Volf is both a passionate, practical, interactive, even pastoral person, but also an accomplished scholar. Both sides comes through in After Our Likeness. It is an intensely researched tome, showing Volf’s abilities as a researcher, exegete, and systematic thinker. He capably handles difficult concepts (like the relationship between catholicity and individual personhood) and presents them with precision. He shows his capabilities in systematizing thought well, breaking the discussion into a well laid out argument.

His depiction of the Church as a people drawn together under the profession “Jesus is Lord” is faithful to the biblical witness (in my humble opinion). The chapter “The Ecclesiality of the Church” alone makes this book worth getting. In that chapter, Volf lays out the biblical depiction of the Church as the assembled people, such that the local church is not a piece of the Church, but each church is fully the Church participating in the fullness of communion with the Trinity. Each congregation is “a church in the full sense of the word… a holy, catholic, and apostolic church” (158). Each congregation possesses the marks of the Church “on the basis of the constitutive presence of Christ.” (Ibid.)

The intensity of the research is remarkable (over 20 pages to the bibliography) as is the vast diversity of sources which Volf draws from and interacts with. The integrity with which Volf has presented various opinions and evaluated claims is commendable. Volf has created a piece of work where various voices are heard, integrated, and become parts of a beautiful whole. The way in which the book is written even backs up the thesis of a varied but united whole; multiple, varied voices coming together to create a harmonious depiction. If only the whole of the body of Christ would “buy into” Volf’s symphonic picture of the Church.

The Not-so-good:

The key issue for me is that there are many parts which are invaluable, while others are partially unnecessary, or at least prolonged and perhaps hide the more helpful portions. Part I is a tad dry, and difficult at times. It is needed to a degree, laying foundational depictions, which the later chapters interact with and reference the preceding groundwork. But it does cause the book to drag somewhat, especially since the book leads with this. It could have been leaner in this section.

The only other qualm I have is the lack of a concluding chapter to provide some closure. Because of the denseness, I was reading over a longer period of time, and would have liked a chapter at the end to “sum up”.

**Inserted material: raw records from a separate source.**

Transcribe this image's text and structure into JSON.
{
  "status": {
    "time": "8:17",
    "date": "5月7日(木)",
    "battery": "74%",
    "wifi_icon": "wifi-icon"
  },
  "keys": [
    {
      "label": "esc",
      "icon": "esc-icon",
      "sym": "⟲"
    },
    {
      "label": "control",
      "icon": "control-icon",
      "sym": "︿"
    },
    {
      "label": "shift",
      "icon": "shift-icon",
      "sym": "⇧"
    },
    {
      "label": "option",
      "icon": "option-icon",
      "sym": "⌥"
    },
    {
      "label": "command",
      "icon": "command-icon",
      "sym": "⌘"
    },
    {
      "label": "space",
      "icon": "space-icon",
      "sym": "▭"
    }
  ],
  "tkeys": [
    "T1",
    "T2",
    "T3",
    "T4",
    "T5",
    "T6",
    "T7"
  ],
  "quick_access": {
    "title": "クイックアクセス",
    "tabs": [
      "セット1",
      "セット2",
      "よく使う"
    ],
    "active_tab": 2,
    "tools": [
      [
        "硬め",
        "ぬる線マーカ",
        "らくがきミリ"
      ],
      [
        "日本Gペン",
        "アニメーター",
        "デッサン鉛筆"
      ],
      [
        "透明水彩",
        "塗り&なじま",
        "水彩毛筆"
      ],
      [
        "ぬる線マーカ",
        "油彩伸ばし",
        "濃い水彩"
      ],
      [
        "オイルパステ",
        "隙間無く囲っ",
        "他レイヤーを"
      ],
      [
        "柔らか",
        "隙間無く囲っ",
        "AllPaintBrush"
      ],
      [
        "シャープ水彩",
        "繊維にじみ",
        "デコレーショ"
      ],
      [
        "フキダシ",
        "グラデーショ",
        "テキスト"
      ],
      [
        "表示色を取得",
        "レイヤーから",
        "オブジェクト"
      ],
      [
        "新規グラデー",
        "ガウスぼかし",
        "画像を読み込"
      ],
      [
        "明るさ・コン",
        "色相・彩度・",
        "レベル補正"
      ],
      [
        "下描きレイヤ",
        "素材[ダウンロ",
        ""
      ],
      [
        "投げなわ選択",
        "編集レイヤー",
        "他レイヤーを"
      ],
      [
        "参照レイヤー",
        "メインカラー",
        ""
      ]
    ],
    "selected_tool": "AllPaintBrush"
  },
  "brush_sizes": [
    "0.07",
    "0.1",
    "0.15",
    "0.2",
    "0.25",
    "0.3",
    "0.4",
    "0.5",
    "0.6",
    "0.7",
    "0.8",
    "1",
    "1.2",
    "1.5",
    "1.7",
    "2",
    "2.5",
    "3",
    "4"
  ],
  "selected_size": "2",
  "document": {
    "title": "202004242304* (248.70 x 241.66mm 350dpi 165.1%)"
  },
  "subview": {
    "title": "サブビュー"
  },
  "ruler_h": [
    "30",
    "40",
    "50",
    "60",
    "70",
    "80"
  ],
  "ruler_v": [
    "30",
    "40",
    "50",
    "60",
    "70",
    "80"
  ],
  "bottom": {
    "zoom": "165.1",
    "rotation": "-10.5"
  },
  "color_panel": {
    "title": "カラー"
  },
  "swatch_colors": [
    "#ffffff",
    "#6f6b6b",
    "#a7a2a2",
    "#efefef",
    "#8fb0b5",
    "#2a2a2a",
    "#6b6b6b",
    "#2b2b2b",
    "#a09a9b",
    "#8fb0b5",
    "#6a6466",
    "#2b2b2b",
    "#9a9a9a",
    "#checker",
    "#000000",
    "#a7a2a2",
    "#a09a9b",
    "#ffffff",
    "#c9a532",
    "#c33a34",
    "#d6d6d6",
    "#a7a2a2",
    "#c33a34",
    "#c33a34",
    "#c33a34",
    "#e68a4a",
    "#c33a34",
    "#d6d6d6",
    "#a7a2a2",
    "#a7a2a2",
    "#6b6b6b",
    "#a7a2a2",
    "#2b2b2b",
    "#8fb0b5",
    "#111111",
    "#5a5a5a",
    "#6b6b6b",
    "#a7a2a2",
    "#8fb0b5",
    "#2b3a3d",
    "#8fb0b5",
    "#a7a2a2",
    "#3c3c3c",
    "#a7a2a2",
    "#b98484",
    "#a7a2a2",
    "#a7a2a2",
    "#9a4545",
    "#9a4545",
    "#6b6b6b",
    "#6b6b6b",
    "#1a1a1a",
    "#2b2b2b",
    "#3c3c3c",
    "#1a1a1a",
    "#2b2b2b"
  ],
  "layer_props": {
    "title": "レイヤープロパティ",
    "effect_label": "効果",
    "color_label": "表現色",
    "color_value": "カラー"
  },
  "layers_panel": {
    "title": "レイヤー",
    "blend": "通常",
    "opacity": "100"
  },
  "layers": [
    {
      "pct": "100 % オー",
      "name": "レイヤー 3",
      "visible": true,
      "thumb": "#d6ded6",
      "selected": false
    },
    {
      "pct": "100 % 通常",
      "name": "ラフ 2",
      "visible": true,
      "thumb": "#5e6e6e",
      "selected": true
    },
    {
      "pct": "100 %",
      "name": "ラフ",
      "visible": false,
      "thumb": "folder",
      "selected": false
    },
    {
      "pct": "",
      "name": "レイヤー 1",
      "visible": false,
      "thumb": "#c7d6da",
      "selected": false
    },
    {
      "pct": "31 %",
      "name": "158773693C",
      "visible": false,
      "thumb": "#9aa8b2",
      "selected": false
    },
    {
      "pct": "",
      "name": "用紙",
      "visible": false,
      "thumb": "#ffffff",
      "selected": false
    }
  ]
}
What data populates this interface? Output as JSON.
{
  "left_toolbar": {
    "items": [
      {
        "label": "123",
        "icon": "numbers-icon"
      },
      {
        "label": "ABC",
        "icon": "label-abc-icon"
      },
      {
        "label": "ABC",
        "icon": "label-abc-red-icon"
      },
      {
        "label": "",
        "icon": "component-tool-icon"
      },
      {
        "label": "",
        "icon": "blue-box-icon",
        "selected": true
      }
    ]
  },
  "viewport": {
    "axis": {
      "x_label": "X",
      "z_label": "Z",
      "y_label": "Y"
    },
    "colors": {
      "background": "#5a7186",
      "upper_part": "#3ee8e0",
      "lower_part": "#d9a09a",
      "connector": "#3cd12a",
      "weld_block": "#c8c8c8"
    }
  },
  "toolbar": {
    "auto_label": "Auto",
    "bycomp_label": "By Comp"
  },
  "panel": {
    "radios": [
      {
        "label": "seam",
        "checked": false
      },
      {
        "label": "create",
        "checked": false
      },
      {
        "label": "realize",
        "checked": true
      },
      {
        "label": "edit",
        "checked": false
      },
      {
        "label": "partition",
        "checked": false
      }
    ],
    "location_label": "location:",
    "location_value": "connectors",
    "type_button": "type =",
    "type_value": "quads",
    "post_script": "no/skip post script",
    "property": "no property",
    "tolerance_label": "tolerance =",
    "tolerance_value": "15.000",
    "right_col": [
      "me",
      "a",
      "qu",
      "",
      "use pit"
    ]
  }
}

The book is dense, so not for the timid. Most laity would get bogged down and lose interest. This is more for grad students, pastors, and trained denominational leaders. The back cover blurb on the series (Sacra Doctrina: Christian Theology for a Postmodern Age) suggests it is aimed also at “educated laypeople” which may be the intent of the series, but this volume may be for only the most educated among the laity. That being said, I thoroughly enjoyed it. Volf sets a beautiful vision for the Church as a place where individual persons meet as one through the confession of faith in Christ as Lord, reflecting the image of the Trinity as three persons, sharing one nature bound in perfect love. Volf’s research presents a Church where the gracious and loving nature of a God who has distinct persons is actualize in the diverse but unified assembly of people serving one Lord, sharing in one Gospel, and recognizing one holy, catholic and apostolic body. Volf gives us a model of how diverse opinions within Christianity can be drawn into one place, sit at one table and whose differences can become a symphony of diversity which come together to become one masterpiece in the hands of the gracious and infinitely creative composer.